10.Damian "le mektoub"

1.9K 202 142
                                    

Je vrille totalement là.

Fermement agrippé à Sohan, mon visage caché dans son cou, j'inspire avec véhémence sa fragrance fruitée, comme si je sniffais la pire et la meilleure des drogues.

- Damian...

Il doit me prendre pour un fou, quel taré irait le pister jusque dans un bar et surtout sans le lui dire ? Je ne sais même pas ce qui m'a pris. J'étais à la Cave, j'ai vu la photo et je me suis pointé direct, dans un état second. Ils étaient quatre dessus, pourtant, tout ce qui m'a sauté aux yeux, c'est le bras de ce mec enroulé autour des épaules de Sohan. De mon Sohan. Mon soleil.

- Damian... Bougeons un peu, s'il te plait... Il y a des gars vraiment bizarres là-bas...

Je relève aussitôt la tête et découvre quelques types postés dans un salon de coiffure miteux, en train de nous mater sans vergogne, un sourire insolent et dégueulasse aux lèvres. J'ai déjà entendu parler d'eux, de cet endroit. Des camés et des parieurs, rien de plus, pas du genre à fracasser du pédé.

- On va chez moi, décrété-je en retirant sweat et écharpe pour les lui enfiler de force. Arrête de gesticuler, tu vas avoir froid.

- Et toi ?

- J'ai un blouson dans ma moto.

Incapable de lâcher sa main, je l'entraine à ma suite, avec une impression d'acidité dans la bouche tant je me dégoute. Je vais l'emmener dans mon quartier, c'est la merde, je m'étais juré de ne jamais faire cette connerie et un mois et demi plus tard, je l'embarque déjà dans mon enfer personnel.

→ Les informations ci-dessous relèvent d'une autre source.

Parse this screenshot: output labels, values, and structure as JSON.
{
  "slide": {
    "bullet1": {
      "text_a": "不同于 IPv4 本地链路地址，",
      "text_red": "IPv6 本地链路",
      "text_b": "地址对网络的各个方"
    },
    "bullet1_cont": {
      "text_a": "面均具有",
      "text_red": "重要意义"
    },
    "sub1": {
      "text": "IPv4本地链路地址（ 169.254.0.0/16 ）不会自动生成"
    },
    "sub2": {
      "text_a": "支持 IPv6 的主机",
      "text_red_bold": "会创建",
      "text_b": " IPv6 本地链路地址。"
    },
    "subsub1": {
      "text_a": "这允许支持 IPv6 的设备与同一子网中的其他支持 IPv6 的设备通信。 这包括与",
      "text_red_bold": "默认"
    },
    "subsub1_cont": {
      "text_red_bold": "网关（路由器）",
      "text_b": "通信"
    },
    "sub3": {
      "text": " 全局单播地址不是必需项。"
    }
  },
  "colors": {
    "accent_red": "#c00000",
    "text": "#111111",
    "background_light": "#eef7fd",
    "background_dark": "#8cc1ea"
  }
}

Même si je le cache, même si je le dissimule aux yeux des gens dangereux, je risque gros et lui aussi. Mais je n'ai pas envie d'aller chez lui et de prendre le risque de tomber sur son abruti de colocataire qui voit bien trop clair en moi, je serais capable de lui en coller une tant je me sens à cran.

La pression ne retombe pas, l'adrénaline court toujours dans mes veines, le spectre de la jalousie plane encore sur ma tête, ricanant tout bas sur la folie qui est en train de me gagner.

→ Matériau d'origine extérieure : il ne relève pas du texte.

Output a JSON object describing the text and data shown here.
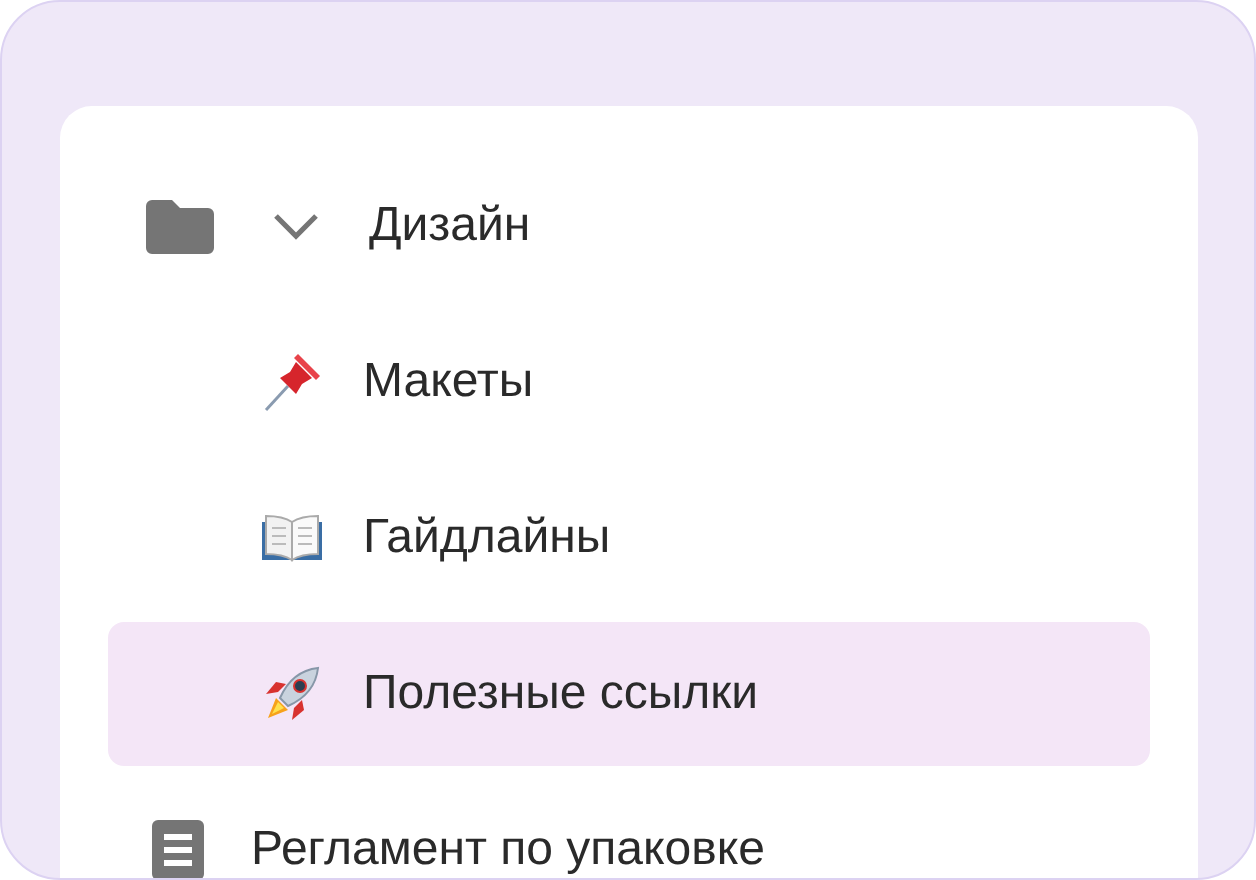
{
  "sidebar": {
    "items": [
      {
        "kind": "folder",
        "label": "Дизайн",
        "expanded": true,
        "selected": false,
        "children": [
          {
            "kind": "page",
            "label": "Макеты",
            "selected": false
          },
          {
            "kind": "page",
            "label": "Гайдлайны",
            "selected": false
          },
          {
            "kind": "page",
            "label": "Полезные ссылки",
            "selected": true
          }
        ]
      },
      {
        "kind": "document",
        "label": "Регламент по упаковке",
        "selected": false
      }
    ]
  }
}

Je ne peux ni me montrer jaloux ni être possessif. Sohan est tel un soleil, lumineux et chaleureux, il ne peut pas que briller pour moi. Même si j'en crève d'envie putain.

- Tu... Tu es sûr ? Je croyais que...

Je ralentis l'allure et croise son regard à la fois affolé et comblé, comme si le fait de l'inviter dans ma piaule dégueulasse était un cadeau. Il est tellement... Merde... Il est tellement lui, ça me rend dingue.

- Tu ne veux pas ?

- Si ! Bien sûr que je le veux ! Mais tu... Enfin tu..., bredouille-t-il, sans réussir à trouver ses mots.

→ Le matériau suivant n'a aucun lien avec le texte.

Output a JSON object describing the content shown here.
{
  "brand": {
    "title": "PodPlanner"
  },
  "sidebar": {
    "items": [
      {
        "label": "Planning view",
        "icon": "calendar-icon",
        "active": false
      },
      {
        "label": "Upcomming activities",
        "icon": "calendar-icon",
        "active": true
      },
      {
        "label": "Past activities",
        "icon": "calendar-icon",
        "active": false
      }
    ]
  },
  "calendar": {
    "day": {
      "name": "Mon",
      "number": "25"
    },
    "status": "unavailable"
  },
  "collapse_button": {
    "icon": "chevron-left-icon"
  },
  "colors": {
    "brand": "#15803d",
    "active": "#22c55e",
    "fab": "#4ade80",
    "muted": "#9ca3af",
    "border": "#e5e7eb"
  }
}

J'espère que je ne lui fais pas peur, ce serait vraiment pire que tout qu'il soit effrayé par moi. Mais comment ne pas flipper face à ma conduite complètement barrée ? Fait chier !

- Je veux juste qu'on soit seuls, grommelé-je en retrouvant ma moto, que j'avais garée bien plus loin pour ne pas attirer des regards indiscrets. Seulement toi et moi, sans avoir à nous coltiner un after improvisé chez toi par ta bande de potes.

- O... Okay...

J'enfile mon blouson à la va vite et lui mets son casque, sans le lâcher des yeux, sans qu'il ne baisse les siens. Nous nous fixons sans ciller, son souffle est aussi court que le mien, ses prunelles aussi sombres, mais d'une façon différente.

- Accroche-toi bien à moi.

- Roule doucement.

Un sourire m'échappe alors que je fais claquer sa visière avant de m'emparer de mon propre casque et d'enfourcher ma bécane. Je le sens faire pareil derrière moi, coller ses jambes, presser son corps et nouer ses mains sur mon ventre, provoquant une chair de poule sur l'ensemble de mon épiderme. Je démarre et pars en trombe, priant pour un Dieu auquel je ne crois plus, que personne ne remarque ma moto une fois arrivés dans le quartier.